The club signed a retainer
agreement with Kaye Scholer in December 2000 and Mr. Samuels signed
a guaranty agreement in which he agreed to pay the firm's fees and
expenses subject to his approval. The suit was filed in the Southern
District in January 2001. Mr. Samuels eventually paid more than
$950,000 to Kaye Scholer.
Oversold Experience
The club and Mr. Samuels
claim the firm oversold Ms. Harbour's experience in the civil rights
area. A former deputy to New York Attorney General Eliot Spitzer,
she had primarily been an antitrust litigator.

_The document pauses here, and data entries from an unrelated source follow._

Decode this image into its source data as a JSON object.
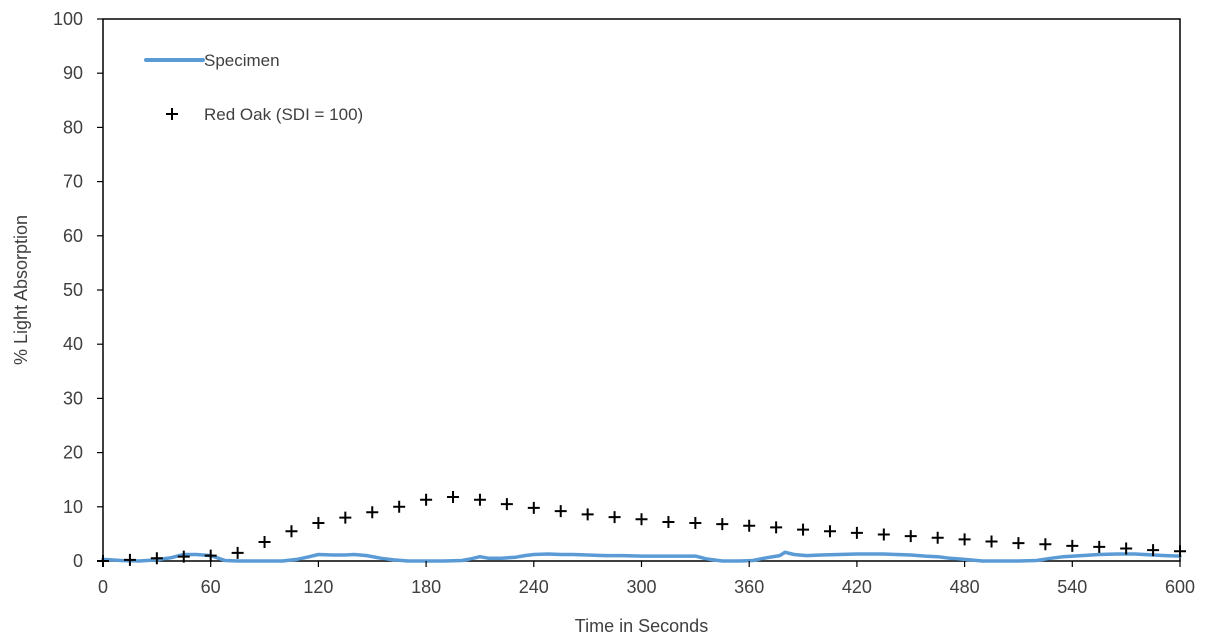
{
  "chart_data": {
    "type": "scatter",
    "title": "",
    "xlabel": "Time in Seconds",
    "ylabel": "% Light Absorption",
    "xlim": [
      0,
      600
    ],
    "ylim": [
      0,
      100
    ],
    "x_ticks": [
      "0",
      "60",
      "120",
      "180",
      "240",
      "300",
      "360",
      "420",
      "480",
      "540",
      "600"
    ],
    "y_ticks": [
      "0",
      "10",
      "20",
      "30",
      "40",
      "50",
      "60",
      "70",
      "80",
      "90",
      "100"
    ],
    "grid": false,
    "legend_position": "top-left",
    "series": [
      {
        "name": "Specimen",
        "kind": "line",
        "color": "#5b9bd5",
        "x": [
          0,
          10,
          20,
          30,
          38,
          45,
          52,
          60,
          68,
          75,
          90,
          100,
          108,
          115,
          120,
          128,
          135,
          140,
          147,
          155,
          162,
          170,
          180,
          190,
          200,
          205,
          210,
          215,
          222,
          230,
          235,
          240,
          248,
          255,
          262,
          270,
          280,
          290,
          300,
          308,
          315,
          322,
          330,
          336,
          345,
          355,
          362,
          370,
          377,
          380,
          385,
          392,
          400,
          410,
          420,
          428,
          435,
          442,
          450,
          458,
          465,
          472,
          480,
          490,
          500,
          510,
          520,
          528,
          535,
          545,
          555,
          565,
          575,
          585,
          592,
          600
        ],
        "y": [
          0.3,
          0.1,
          0,
          0.2,
          0.6,
          1.2,
          1.2,
          1.0,
          0.1,
          0,
          0,
          0,
          0.3,
          0.8,
          1.2,
          1.1,
          1.1,
          1.2,
          1.0,
          0.5,
          0.2,
          0,
          0,
          0,
          0.1,
          0.4,
          0.8,
          0.5,
          0.5,
          0.7,
          1.0,
          1.2,
          1.3,
          1.2,
          1.2,
          1.1,
          1.0,
          1.0,
          0.9,
          0.9,
          0.9,
          0.9,
          0.9,
          0.4,
          0,
          0,
          0.1,
          0.6,
          1.0,
          1.6,
          1.2,
          1.0,
          1.1,
          1.2,
          1.3,
          1.3,
          1.3,
          1.2,
          1.1,
          0.9,
          0.8,
          0.5,
          0.3,
          0,
          0,
          0,
          0.1,
          0.5,
          0.8,
          1.0,
          1.2,
          1.3,
          1.3,
          1.1,
          1.0,
          0.9
        ]
      },
      {
        "name": "Red Oak (SDI = 100)",
        "kind": "marker",
        "marker": "plus",
        "color": "#000000",
        "x": [
          0,
          15,
          30,
          45,
          60,
          75,
          90,
          105,
          120,
          135,
          150,
          165,
          180,
          195,
          210,
          225,
          240,
          255,
          270,
          285,
          300,
          315,
          330,
          345,
          360,
          375,
          390,
          405,
          420,
          435,
          450,
          465,
          480,
          495,
          510,
          525,
          540,
          555,
          570,
          585,
          600
        ],
        "y": [
          0,
          0.2,
          0.5,
          0.8,
          1.0,
          1.5,
          3.5,
          5.5,
          7.0,
          8.0,
          9.0,
          10.0,
          11.3,
          11.8,
          11.3,
          10.5,
          9.8,
          9.2,
          8.6,
          8.1,
          7.7,
          7.2,
          7.0,
          6.8,
          6.5,
          6.2,
          5.8,
          5.5,
          5.2,
          4.9,
          4.6,
          4.3,
          4.0,
          3.6,
          3.3,
          3.1,
          2.8,
          2.6,
          2.3,
          2.0,
          1.8
        ]
      }
    ]
  }
}
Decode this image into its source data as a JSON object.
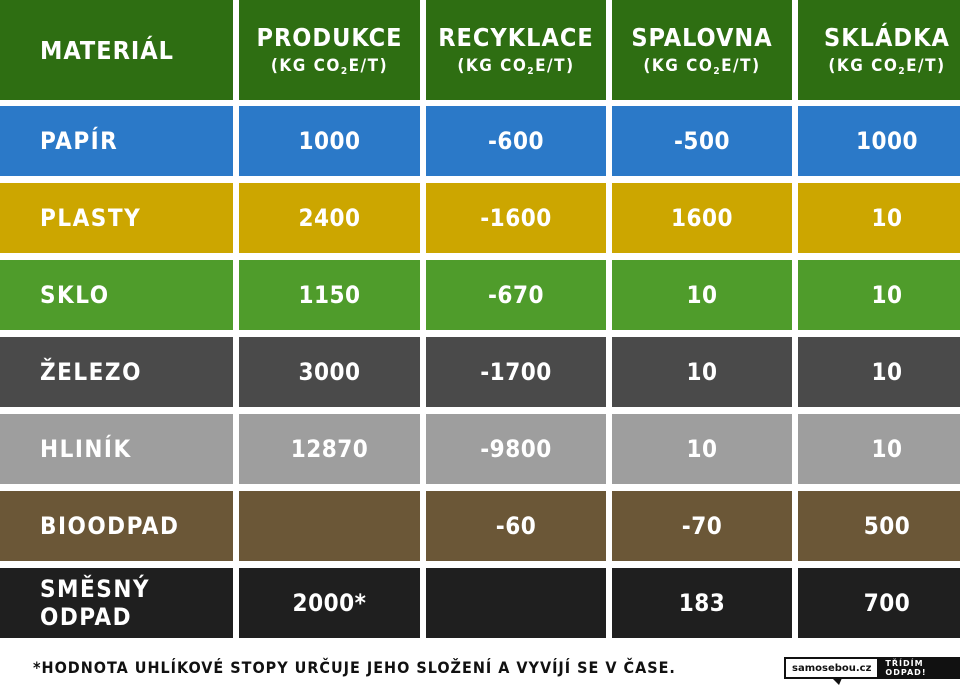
{
  "colors": {
    "header": "#2e6e12",
    "papir": "#2b79c8",
    "plasty": "#cca600",
    "sklo": "#4f9c2b",
    "zelezo": "#4a4a4a",
    "hlinik": "#9e9e9e",
    "bioodpad": "#6b5737",
    "smesny": "#1f1f1f"
  },
  "header": {
    "material": "MATERIÁL",
    "columns": [
      {
        "title": "PRODUKCE",
        "unit_pre": "(KG CO",
        "unit_sub": "2",
        "unit_post": "E/T)"
      },
      {
        "title": "RECYKLACE",
        "unit_pre": "(KG CO",
        "unit_sub": "2",
        "unit_post": "E/T)"
      },
      {
        "title": "SPALOVNA",
        "unit_pre": "(KG CO",
        "unit_sub": "2",
        "unit_post": "E/T)"
      },
      {
        "title": "SKLÁDKA",
        "unit_pre": "(KG CO",
        "unit_sub": "2",
        "unit_post": "E/T)"
      }
    ]
  },
  "rows": [
    {
      "name": "PAPÍR",
      "values": [
        "1000",
        "-600",
        "-500",
        "1000"
      ]
    },
    {
      "name": "PLASTY",
      "values": [
        "2400",
        "-1600",
        "1600",
        "10"
      ]
    },
    {
      "name": "SKLO",
      "values": [
        "1150",
        "-670",
        "10",
        "10"
      ]
    },
    {
      "name": "ŽELEZO",
      "values": [
        "3000",
        "-1700",
        "10",
        "10"
      ]
    },
    {
      "name": "HLINÍK",
      "values": [
        "12870",
        "-9800",
        "10",
        "10"
      ]
    },
    {
      "name": "BIOODPAD",
      "values": [
        "",
        "-60",
        "-70",
        "500"
      ]
    },
    {
      "name": "SMĚSNÝ ODPAD",
      "values": [
        "2000*",
        "",
        "183",
        "700"
      ]
    }
  ],
  "footnote": "*HODNOTA UHLÍKOVÉ STOPY URČUJE JEHO SLOŽENÍ A VYVÍJÍ SE V ČASE.",
  "logo": {
    "site": "samosebou.cz",
    "slogan": "TŘÍDÍM ODPAD!"
  }
}
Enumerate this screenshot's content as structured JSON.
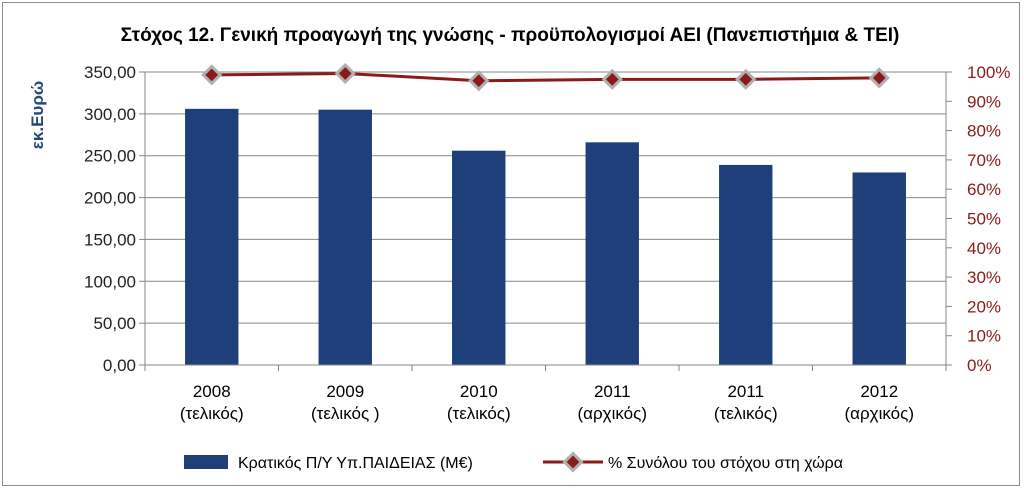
{
  "chart_data": {
    "type": "bar",
    "title": "Στόχος 12. Γενική προαγωγή της γνώσης - προϋπολογισμοί ΑΕΙ (Πανεπιστήμια & ΤΕΙ)",
    "categories": [
      [
        "2008",
        "(τελικός)"
      ],
      [
        "2009",
        "(τελικός )"
      ],
      [
        "2010",
        "(τελικός)"
      ],
      [
        "2011",
        "(αρχικός)"
      ],
      [
        "2011",
        "(τελικός)"
      ],
      [
        "2012",
        "(αρχικός)"
      ]
    ],
    "series": [
      {
        "name": "Κρατικός Π/Υ Υπ.ΠΑΙΔΕΙΑΣ (Μ€)",
        "type": "bar",
        "axis": "left",
        "color": "#1f3f7a",
        "values": [
          306,
          305,
          256,
          266,
          239,
          230
        ]
      },
      {
        "name": "% Συνόλου του στόχου στη χώρα",
        "type": "line",
        "axis": "right",
        "color": "#8b1a1a",
        "marker_color": "#b0b0b0",
        "values": [
          0.99,
          0.995,
          0.97,
          0.975,
          0.975,
          0.98
        ]
      }
    ],
    "ylabel": "εκ.Ευρώ",
    "ylim": [
      0,
      350
    ],
    "yticks": [
      "0,00",
      "50,00",
      "100,00",
      "150,00",
      "200,00",
      "250,00",
      "300,00",
      "350,00"
    ],
    "y2lim": [
      0,
      1
    ],
    "y2ticks": [
      "0%",
      "10%",
      "20%",
      "30%",
      "40%",
      "50%",
      "60%",
      "70%",
      "80%",
      "90%",
      "100%"
    ],
    "grid": true,
    "legend_position": "bottom"
  }
}
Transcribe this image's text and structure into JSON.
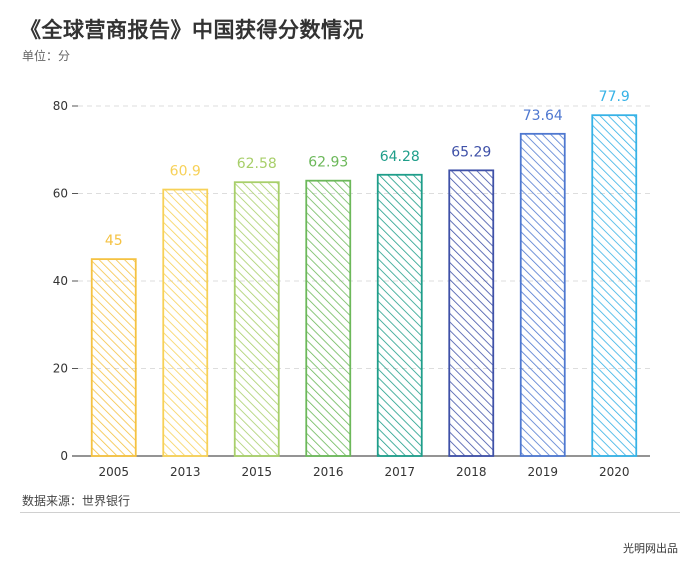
{
  "header": {
    "title": "《全球营商报告》中国获得分数情况",
    "unit": "单位：分"
  },
  "footer": {
    "source": "数据来源：世界银行",
    "credit": "光明网出品"
  },
  "chart_data": {
    "type": "bar",
    "title": "《全球营商报告》中国获得分数情况",
    "xlabel": "",
    "ylabel": "单位：分",
    "ylim": [
      0,
      80
    ],
    "yticks": [
      0,
      20,
      40,
      60,
      80
    ],
    "grid": true,
    "categories": [
      "2005",
      "2013",
      "2015",
      "2016",
      "2017",
      "2018",
      "2019",
      "2020"
    ],
    "values": [
      45,
      60.9,
      62.58,
      62.93,
      64.28,
      65.29,
      73.64,
      77.9
    ],
    "labels": [
      "45",
      "60.9",
      "62.58",
      "62.93",
      "64.28",
      "65.29",
      "73.64",
      "77.9"
    ],
    "colors": [
      "#f5c242",
      "#f7d158",
      "#a8cf6a",
      "#6cb85a",
      "#1f9e8a",
      "#3f51a8",
      "#4f78d0",
      "#36b2e6"
    ]
  }
}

The plaintiffs charge that
the continued involvement of Mr. Scanlon, a more experienced civil
rights lawyer, increased the bills because he needed to travel from
Washington.
The plaintiffs also claim
that Kaye Scholer failed to pursue the litigation goals its clients
had set. The club and Mr. Samuels claim their primary goal was to
overturn the 1831 trust creating Gramercy Park on the grounds that
it violated the Rule Against Perpetuities. They felt overturning the
trust would permit the removal of Ms. Benenson as a trustee and
prevent any future discrimination in park admission.
Kaye Scholer, they argue,
brought this claim but failed to name any of the lot-owners or key-holders as defendants. If
the trust had been invalidated, the lot-owners and key-holders would
have needed to create a non-profit organization or another
charitable trust to run the park.
Conflict Alleged
In their complaint, the
club and Mr. Samuels allege that the law firm was averse to naming
lot-owners or key-holders
because some of them were also clients of the firm, creating a
conflict which the firm never addressed.
Richard H. Maidman, a
lot-owner who was a client of Kaye Scholer, wrote to Ms. Harbour and
Mr. Scanlon in January 2001 expressing doubt about the necessity of
the lawsuit and asking to be kept abreast of developments in the
matter.
Kaye Scholer withdrew from
the case in April 2002. Taken over by civil rights attorney
Elizabeth Fink, the case against Ms. Benenson and Mr. Abbey settled
last year for an undisclosed amount in compensatory damages. But
Richard Emery of Emery Celli Cuti Brinckerhoff & Abady, who is
representing Mr. Samuels and the National Arts Club in their suit
against Kaye Scholer, said the rules governing admission to the park
are more restrictive than ever. He also noted that Ms. Benenson is
still a park trustee.
Mr. Emery said in an
interview that Kaye Scholer regarded Mr. Samuels as a "cash cow" and
a chance to build up their civil rights practice.
He claimed that at least
half of Kaye Scholer's billings came well after the firm should have
been aware of potential conflicts.
A Red Herring
But John Howley, the Kaye
Scholer partner representing his firm in the matter, said the
conflicts issue was a red herring.
"A decision was made that
the lot-owners and key-holders should not be sued and to sue them
would be counter to the overall strategy in the case," Mr. Howley
said in an interview. "The NAC and Samuels wanted the lot-owners and
key-holders on their side."
Noting that many of the
Gramercy Park lot-owners and key-holders were sympathetic to the
civil rights suit, Mr. Howley also said the expense of suing so many
parties was also a factor.
Mr. Howley said the club
and Mr. Samuels were merely looking to avoid paying their legal
bill.
"This is a garden variety
bill collection," he said. "Neither [Mr. Samuels] nor the NAC had
any problem with our representation until we said 'pay us what you
owe us'."
"We're confident that in
due course we're going to prove that their allegations are not true
and they will have to pay our fees," he said.